Escorou-se no balcão de negócios e, sem perda de tempo, despachou com quatro ou cinco corretores, autorizou num só lance a venda da Casa Americana e da boate O Sobrado - quem comprou foi o Amir Cury - alugou para terceiros a Galeria Central, arrendou para o clã dos Manta o antigo Hotel Aliança e mandou o delegado mais próximo prender o prefeito da cidade.
Dois cafezinhos mais tarde rumou para o consultório do Dr. Garanhão de Pelotas, um ortopedista que encarnava, de quando em vez, no personagem central de todos os casos que acabaram dando origem a este blog, já que nosso herói tem o dom da ubiquidade e dezenas de personalidades. Nada a ver com a esquizofrenia que povoava o mundo de Maneca.
Recém-saído do Aquário, Maneca chegou num pulo ao consultório do - para este caso - conceituado médico. Nem quis saber quem, nem quantos tinham preferência de atendimento, abriu a porta do gabinete e foi entrando.
- Ei, ei, Maneca peraí... - espantou-se o Dr. Garanhão.
- Quiéisso, doutor, tá me estranhando? Sou o Maneca Aguiar e tô com pressa!
Para evitar dor de cabeça, Dr. Garanhão prontificou-se a atender o espivitado visitante. Com um sinal que pedia uma cúmplice condescendência à clientela que aguardava na ante-sala, permitiu que Maneca Aguiar passasse à frente de todos.
- O problema é o seguinte, doutor - quis discursar o desatinado.
- Tira a camisa, Maneca - ordenou-lhe o médico.
- Mas doutor...
- Tira a camisa!
Maneca sentiu os cutupicos. Tirou. Doutor Garanhão passou a examiná-lo minuciosamente.
- Diga 33.
- 33...
- Outra vez. Três vezes 33.
- 33... 33... 33.
- Tá bom. Tira as calças.
- ?!?...
- Isso, tá bom. Vira de bruços.
Maneca virou. E o Garanhão se virou: tacou-lhe logo na nádega mais à mão uma enorme e interminável injeção. Embora a vacina fosse de água potável, o diligente médico garantiu-lhe que estava imunizado.
- Pronto, Maneca. Você está salvo. Não vai ser dessa vez que você vai bater as botas.
- Mas, doutor...
- Que mas, nem pera mas... Você escapou dessa. E não me deve nada.
E logo ajudou Maneca a sair da maca. Com a mão em suas costas foi encaminhando o relutante im/paciente para a porta de saída lateral da clínica.

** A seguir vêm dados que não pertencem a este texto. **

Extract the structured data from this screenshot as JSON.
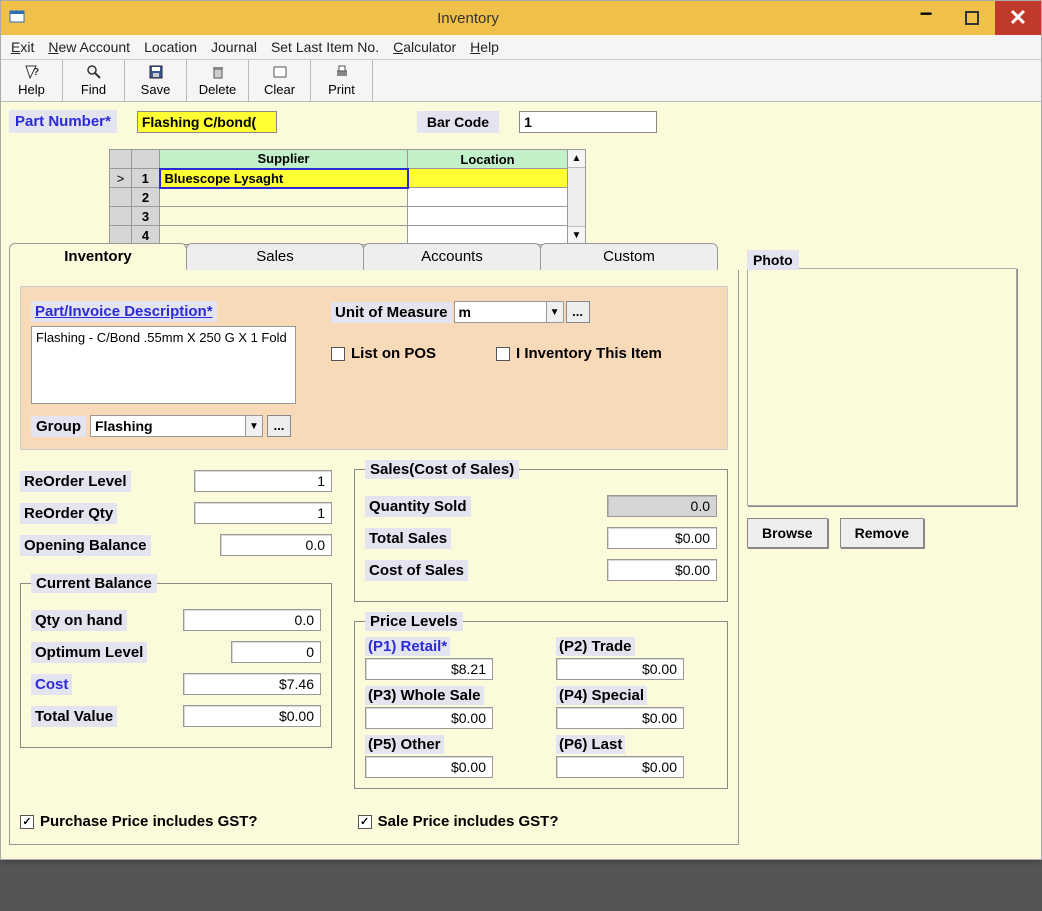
{
  "window_title": "Inventory",
  "menubar": {
    "exit": "Exit",
    "new_account": "New Account",
    "location": "Location",
    "journal": "Journal",
    "set_last": "Set Last Item No.",
    "calculator": "Calculator",
    "help": "Help"
  },
  "toolbar": {
    "help": "Help",
    "find": "Find",
    "save": "Save",
    "delete": "Delete",
    "clear": "Clear",
    "print": "Print"
  },
  "top": {
    "part_number_label": "Part Number*",
    "part_number": "Flashing C/bond(",
    "barcode_label": "Bar Code",
    "barcode": "1"
  },
  "grid": {
    "marker": ">",
    "col_supplier": "Supplier",
    "col_location": "Location",
    "rows": [
      {
        "n": "1",
        "supplier": "Bluescope Lysaght",
        "location": ""
      },
      {
        "n": "2",
        "supplier": "",
        "location": ""
      },
      {
        "n": "3",
        "supplier": "",
        "location": ""
      },
      {
        "n": "4",
        "supplier": "",
        "location": ""
      }
    ]
  },
  "tabs": {
    "inventory": "Inventory",
    "sales": "Sales",
    "accounts": "Accounts",
    "custom": "Custom"
  },
  "peach": {
    "desc_label": "Part/Invoice Description*",
    "desc": "Flashing - C/Bond .55mm X 250 G X 1 Fold",
    "group_label": "Group",
    "group": "Flashing",
    "uom_label": "Unit of Measure",
    "uom": "m",
    "dots": "...",
    "list_on_pos": "List on POS",
    "inv_this_item": "I Inventory This Item"
  },
  "reorder": {
    "level_label": "ReOrder Level",
    "level": "1",
    "qty_label": "ReOrder Qty",
    "qty": "1",
    "opening_label": "Opening Balance",
    "opening": "0.0"
  },
  "sales": {
    "legend": "Sales(Cost of Sales)",
    "qty_sold_label": "Quantity Sold",
    "qty_sold": "0.0",
    "total_label": "Total Sales",
    "total": "$0.00",
    "cos_label": "Cost of Sales",
    "cos": "$0.00"
  },
  "current": {
    "legend": "Current Balance",
    "qoh_label": "Qty on hand",
    "qoh": "0.0",
    "opt_label": "Optimum Level",
    "opt": "0",
    "cost_label": "Cost",
    "cost": "$7.46",
    "total_label": "Total Value",
    "total": "$0.00"
  },
  "price_levels": {
    "legend": "Price Levels",
    "p1_label": "(P1) Retail*",
    "p1": "$8.21",
    "p2_label": "(P2) Trade",
    "p2": "$0.00",
    "p3_label": "(P3) Whole Sale",
    "p3": "$0.00",
    "p4_label": "(P4) Special",
    "p4": "$0.00",
    "p5_label": "(P5) Other",
    "p5": "$0.00",
    "p6_label": "(P6) Last",
    "p6": "$0.00"
  },
  "gst": {
    "purchase": "Purchase Price includes GST?",
    "sale": "Sale Price includes GST?"
  },
  "photo": {
    "label": "Photo",
    "browse": "Browse",
    "remove": "Remove"
  }
}
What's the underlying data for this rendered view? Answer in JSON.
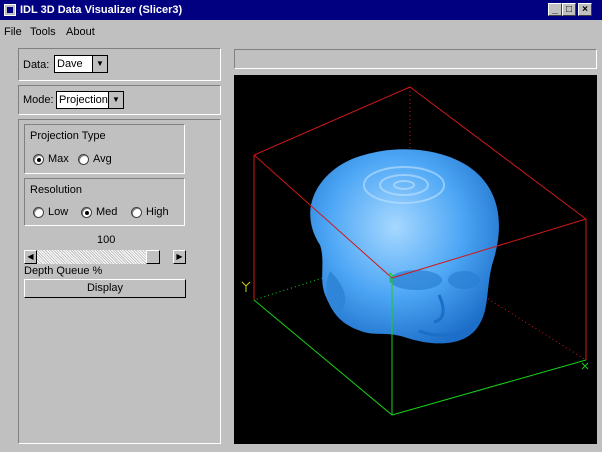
{
  "window": {
    "title": "IDL 3D Data Visualizer (Slicer3)"
  },
  "menu": {
    "items": [
      "File",
      "Tools",
      "About"
    ]
  },
  "data_select": {
    "label": "Data:",
    "value": "Dave"
  },
  "mode_select": {
    "label": "Mode:",
    "value": "Projection"
  },
  "projection": {
    "title": "Projection Type",
    "options": [
      "Max",
      "Avg"
    ],
    "selected": "Max"
  },
  "resolution": {
    "title": "Resolution",
    "options": [
      "Low",
      "Med",
      "High"
    ],
    "selected": "Med"
  },
  "depth": {
    "value_text": "100",
    "label": "Depth Queue %",
    "fraction": 1.0
  },
  "display_button": {
    "label": "Display"
  },
  "status_field": {
    "value": ""
  },
  "colors": {
    "title_bar": "#000080",
    "volume": "#4da6f5",
    "box_red": "#d01818",
    "box_green": "#18d018"
  },
  "icons": [
    "app-icon",
    "minimize-icon",
    "maximize-icon",
    "close-icon",
    "dropdown-arrow-icon",
    "scroll-left-icon",
    "scroll-right-icon"
  ]
}
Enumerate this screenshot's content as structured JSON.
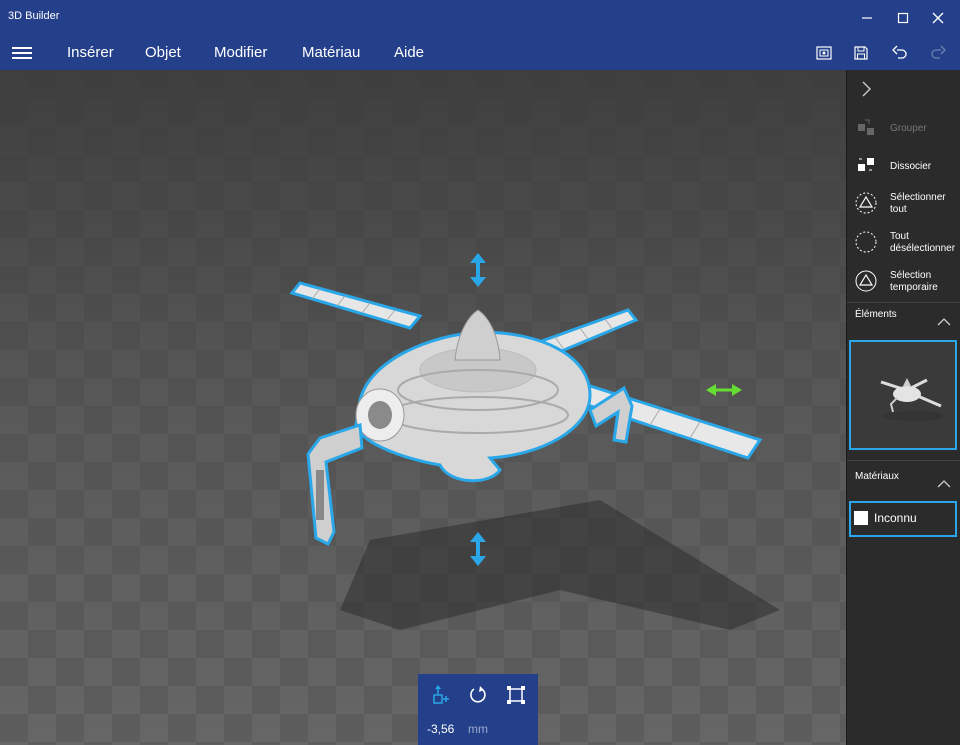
{
  "window": {
    "title": "3D Builder"
  },
  "menu": {
    "items": [
      "Insérer",
      "Objet",
      "Modifier",
      "Matériau",
      "Aide"
    ]
  },
  "panel": {
    "commands": [
      {
        "label": "Grouper",
        "enabled": false
      },
      {
        "label": "Dissocier",
        "enabled": true
      },
      {
        "label_line1": "Sélectionner",
        "label_line2": "tout"
      },
      {
        "label_line1": "Tout",
        "label_line2": "désélectionner"
      },
      {
        "label_line1": "Sélection",
        "label_line2": "temporaire"
      }
    ],
    "elements_header": "Éléments",
    "materials_header": "Matériaux",
    "material_name": "Inconnu"
  },
  "transform": {
    "value": "-3,56",
    "unit": "mm"
  },
  "colors": {
    "accent": "#25408a",
    "selection": "#2aa7e8",
    "gizmo_green": "#66dd33"
  }
}
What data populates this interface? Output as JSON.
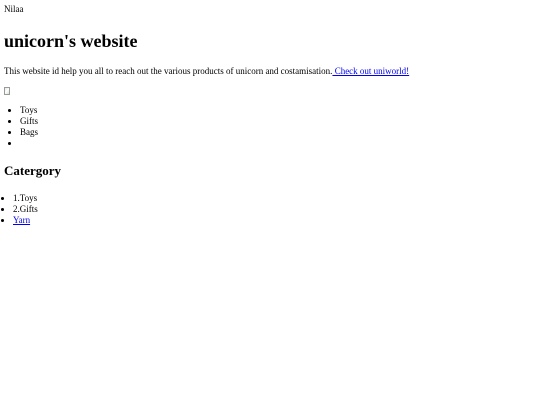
{
  "header": {
    "site_owner": "Nilaa"
  },
  "main": {
    "title": "unicorn's website",
    "intro_text": "This website id help you all to reach out the various products of unicorn and costamisation.",
    "intro_link": " Check out uniworld!",
    "image_alt": "",
    "product_list": [
      "Toys",
      "Gifts",
      "Bags",
      ""
    ],
    "category_heading": "Catergory",
    "category_list": [
      {
        "label": "1.Toys",
        "link": false
      },
      {
        "label": "2.Gifts",
        "link": false
      },
      {
        "label": "Yarn",
        "link": true
      }
    ]
  }
}
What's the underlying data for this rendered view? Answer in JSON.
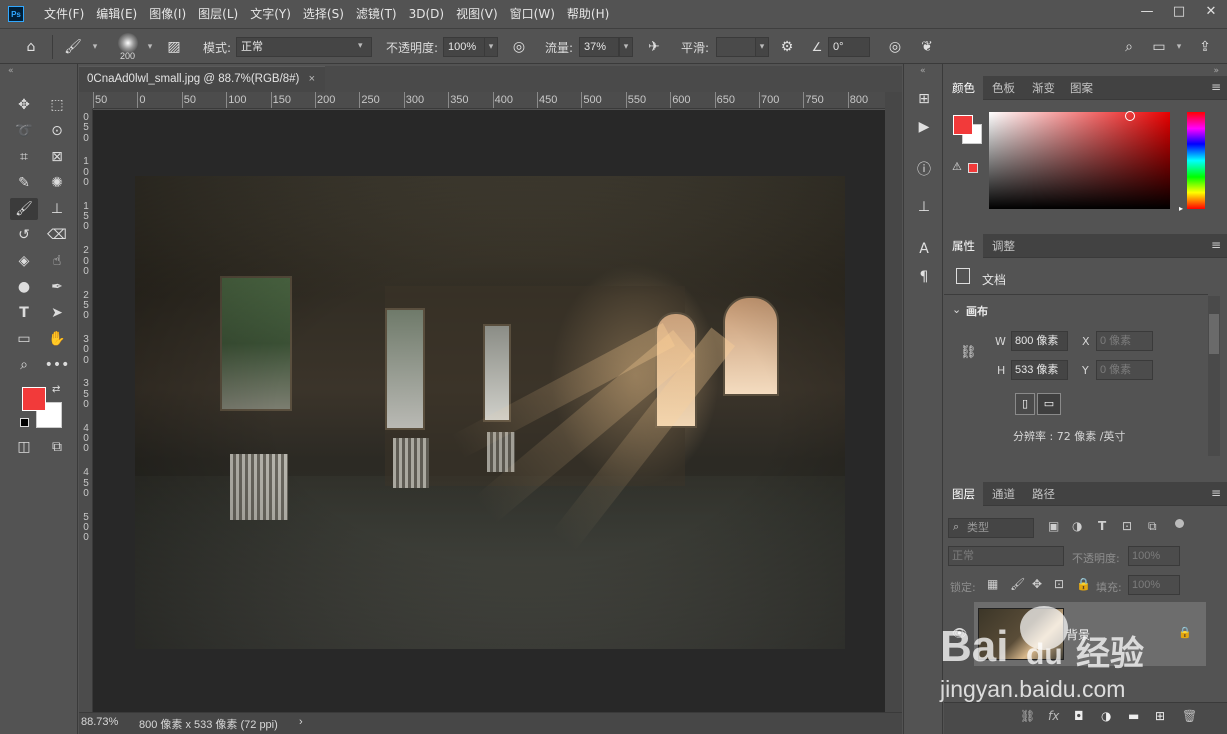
{
  "menu": {
    "logo": "Ps",
    "items": [
      "文件(F)",
      "编辑(E)",
      "图像(I)",
      "图层(L)",
      "文字(Y)",
      "选择(S)",
      "滤镜(T)",
      "3D(D)",
      "视图(V)",
      "窗口(W)",
      "帮助(H)"
    ]
  },
  "window_controls": {
    "minimize": "—",
    "maximize": "□",
    "close": "✕"
  },
  "options": {
    "brush_size": "200",
    "mode_label": "模式:",
    "mode_value": "正常",
    "opacity_label": "不透明度:",
    "opacity_value": "100%",
    "flow_label": "流量:",
    "flow_value": "37%",
    "smooth_label": "平滑:",
    "smooth_value": "",
    "angle_value": "0°"
  },
  "document": {
    "tab_title": "0CnaAd0lwl_small.jpg @ 88.7%(RGB/8#)",
    "tab_close": "×",
    "ruler_top": [
      "50",
      "0",
      "50",
      "100",
      "150",
      "200",
      "250",
      "300",
      "350",
      "400",
      "450",
      "500",
      "550",
      "600",
      "650",
      "700",
      "750",
      "800"
    ],
    "ruler_left": [
      "0",
      "5",
      "0",
      "1",
      "0",
      "0",
      "1",
      "5",
      "0",
      "2",
      "0",
      "0",
      "2",
      "5",
      "0",
      "3",
      "0",
      "0",
      "3",
      "5",
      "0",
      "4",
      "0",
      "0",
      "4",
      "5",
      "0",
      "5",
      "0",
      "0"
    ],
    "zoom": "88.73%",
    "size_info": "800 像素 x 533 像素 (72 ppi)",
    "status_arrow": "›"
  },
  "color_panel": {
    "tabs": [
      "颜色",
      "色板",
      "渐变",
      "图案"
    ],
    "fg_color": "#f23a3a",
    "bg_color": "#ffffff"
  },
  "properties_panel": {
    "tabs": [
      "属性",
      "调整"
    ],
    "doc_label": "文档",
    "canvas_header": "画布",
    "w_label": "W",
    "w_value": "800 像素",
    "h_label": "H",
    "h_value": "533 像素",
    "x_label": "X",
    "x_value": "0 像素",
    "y_label": "Y",
    "y_value": "0 像素",
    "resolution": "分辨率 : 72 像素 /英寸"
  },
  "layers_panel": {
    "tabs": [
      "图层",
      "通道",
      "路径"
    ],
    "filter_label": "类型",
    "blend_mode": "正常",
    "opacity_label": "不透明度:",
    "opacity_value": "100%",
    "lock_label": "锁定:",
    "fill_label": "填充:",
    "fill_value": "100%",
    "layer_name": "背景"
  },
  "watermark": {
    "brand": "Bai",
    "brand2": "du",
    "brand3": "经验",
    "url": "jingyan.baidu.com"
  }
}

- Você não me deve nada, Maneca. Foi uma honra poder salvá-lo; poder atendê-lo - dizia o Garanhão, alimentando-lhe bondosamente o super-ego.
- Orra, meu! Você não me salvou bosta nenhuma! Não vim aqui pra isso. Tenho mais o que fazer!
E, tirando do bolso da camisa um bilhete com timbre do G. E. Brasil, jogou-o no peito do doutor. Sem mais demoras, girou nos calcanhares, empinou o queixo e com ar de quem se mordia de raiva, saiu porta afora, coçando o dolorido traseiro.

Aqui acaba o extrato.